On holiday for a week until Monday and now off sick until next Monday. How I managed to contract flu while lying under deep blue skies in 80 degree sunshine for a week is beyond me, but I did. So, today is my third day off work, and the first day, since we got back from Gran Canaria, that I have been upright for more than five minutes.

Gran Canaria was deliciously hot all week. Here it went down to minus 7 – apparently. We stayed in Puerto Rico. I’m not sure I’d go back – not true: for an absolutely no-frills holiday at vv low cost it would be fine. It is a soul-less place though. All resort. It suited however – all I wanted was a week of sleeping in the sun.

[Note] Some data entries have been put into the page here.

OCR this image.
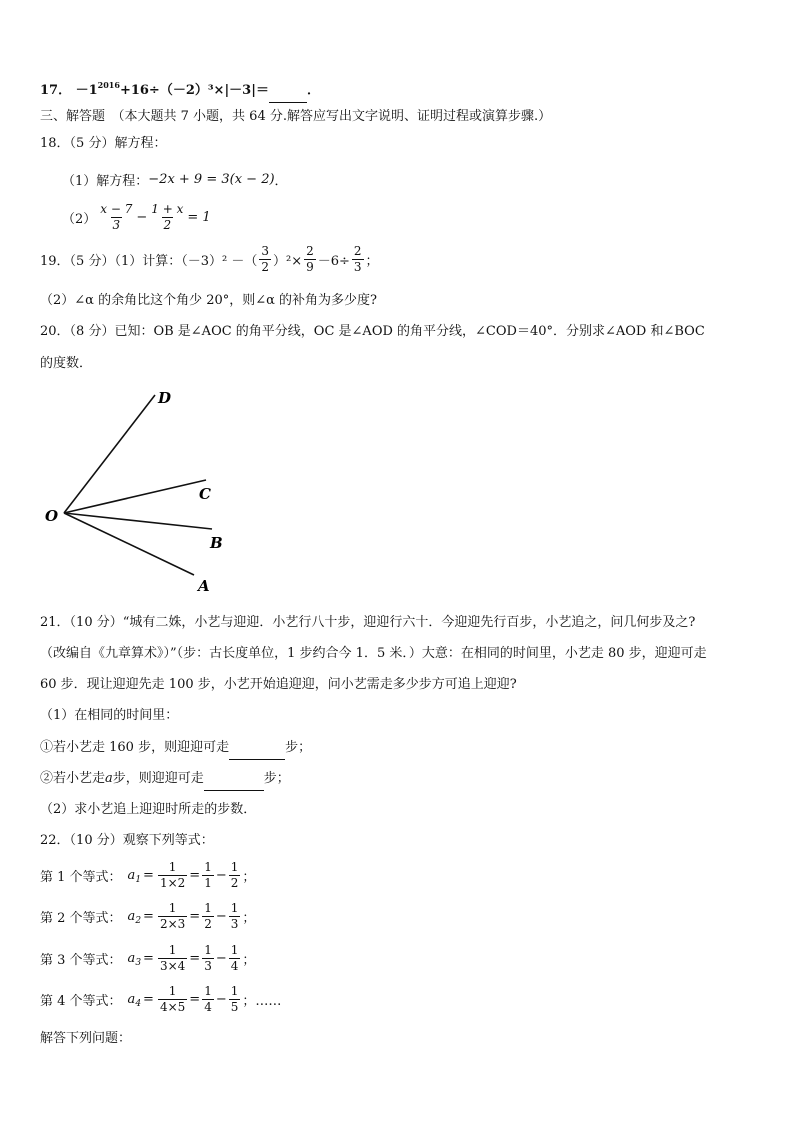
17． $-1^{2016}+16\div(-2)^3\times|-3|=$	．
三、解答题　（本大题共 7 小题，共 64 分.解答应写出文字说明、证明过程或演算步骤.）
18．（5 分）解方程：
（1）解方程： −2x + 9 = 3(x − 2) ．
$(2) \frac{x - 7}{3} - \frac{1 + x}{2} = 1$
19．（5 分）（1）计算：（－3）² －（ $\frac{3}{2} )^2\times \frac{2}{9} -6\div \frac{2}{3}$ ；
（2）∠α 的余角比这个角少 20°，则∠α 的补角为多少度?
20．（8 分）已知：OB 是∠AOC 的角平分线，OC 是∠AOD 的角平分线，∠COD＝40°．分别求∠AOD 和∠BOC
的度数．
D
C
O
B
A
21．（10 分）“城有二姝，小艺与迎迎．小艺行八十步，迎迎行六十．今迎迎先行百步，小艺追之，问几何步及之?
（改编自《九章算术》）”（步：古长度单位，1 步约合今 1．5 米．）大意：在相同的时间里，小艺走 80 步，迎迎可走
60 步．现让迎迎先走 100 步，小艺开始追迎迎，问小艺需走多少步方可追上迎迎?
（1）在相同的时间里：
①若小艺走 160 步，则迎迎可走	步；
②若小艺走a步，则迎迎可走	步；
（2）求小艺追上迎迎时所走的步数．
22．（10 分）观察下列等式：
第 1 个等式： $a_1 = \frac{1}{1\times 2} = \frac{1}{1} - \frac{1}{2}$ ；
第 2 个等式： $a_2 = \frac{1}{2\times 3} = \frac{1}{2} - \frac{1}{3}$ ；
第 3 个等式： $a_3 = \frac{1}{3\times 4} = \frac{1}{3} - \frac{1}{4}$ ；
第 4 个等式： $a_4 = \frac{1}{4\times 5} = \frac{1}{4} - \frac{1}{5}$ ；……
解答下列问题：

I read a lot – David Mitchell’s Black Swan Green, which was disappointing. After Cloud Atlas it was much too predictable. As antidote I then read John Irving, Hotel New Hampshire, which is plain wonderful. The phrase ‘sorrow floats’ will live with me for ever – and summons up something of the complex reaction I had to the book of mirth and sadness. I read The Impressionist by Hari Kunzru, which I’d picked up in a charity shop a couple of days before we left, began with slight reservations as it promised to be overambitious, and which I couldn’t put down. I read Brokeback Mountain one morning, and Sansom’s Revelation which was a predictably ripping good read. Himself was reading at a similar rate and all his ‘have reads’ ended up on my ‘to be read’ pile, so I’ve some home with as much to read as when I left.

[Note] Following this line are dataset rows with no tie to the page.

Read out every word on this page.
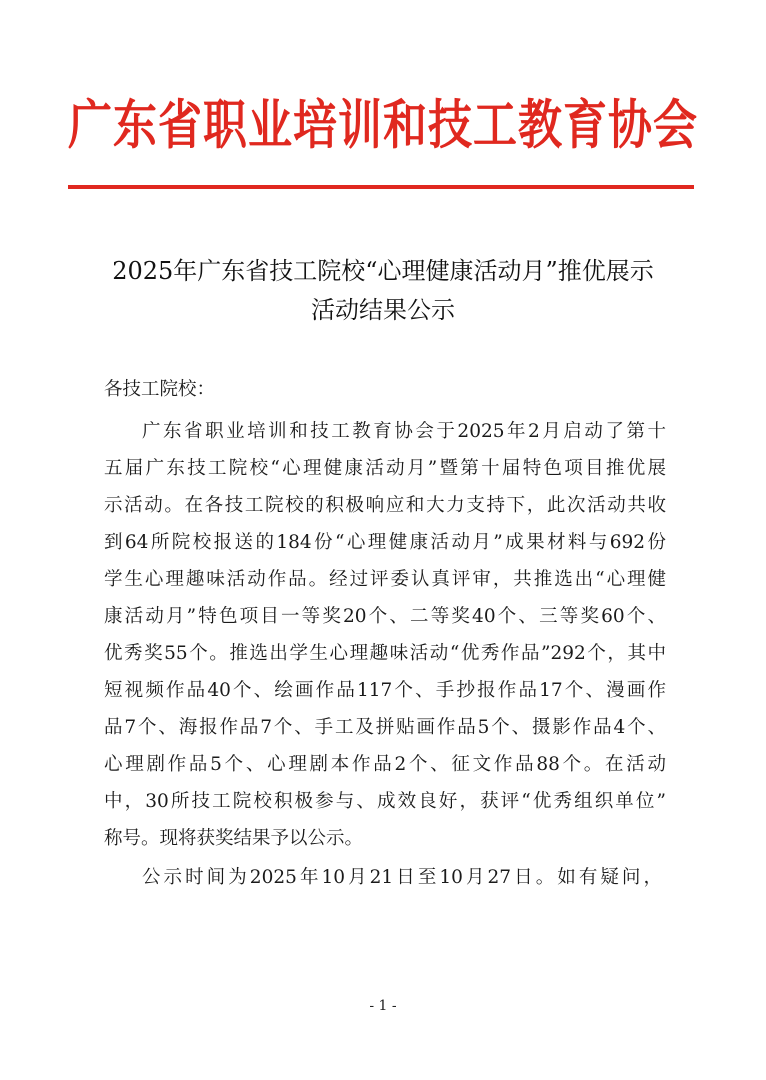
广东省职业培训和技工教育协会
2025年广东省技工院校“心理健康活动月”推优展示
活动结果公示
各技工院校：
广东省职业培训和技工教育协会于2025年2月启动了第十
五届广东技工院校“心理健康活动月”暨第十届特色项目推优展
示活动。在各技工院校的积极响应和大力支持下，此次活动共收
到64所院校报送的184份“心理健康活动月”成果材料与692份
学生心理趣味活动作品。经过评委认真评审，共推选出“心理健
康活动月”特色项目一等奖20个、二等奖40个、三等奖60个、
优秀奖55个。推选出学生心理趣味活动“优秀作品”292个，其中
短视频作品40个、绘画作品117个、手抄报作品17个、漫画作
品7个、海报作品7个、手工及拼贴画作品5个、摄影作品4个、
心理剧作品5个、心理剧本作品2个、征文作品88个。在活动
中，30所技工院校积极参与、成效良好，获评“优秀组织单位”
称号。现将获奖结果予以公示。
公示时间为2025年10月21日至10月27日。如有疑问，
- 1 -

We discovered almond and lemon biscuits, and nibbled them for breakfast most days. In the evenings we went to the mall to eat. The mall is a frightful place – shop after shop sporting racks and racks of tacky souvenirs, gaudy flipflops, swimwear; ‘international restaurants’ galore with touts galore – although there was one tout whom I warmed to, as he resembled Leonard Rossiter, with the manner of Sergeant Wilson. We found one bar with a menu in Spanish, and good local food, but for the rest of the time made do with well prepared but unexciting ‘international food’. The paella on the last night was beautifully served (and delicious), but the restaurant as cheek by jowl with an arcade so the meal was punctuated by children’s squeals, electronic whoops, and because, a man had a couple of parrots on display there, squawks.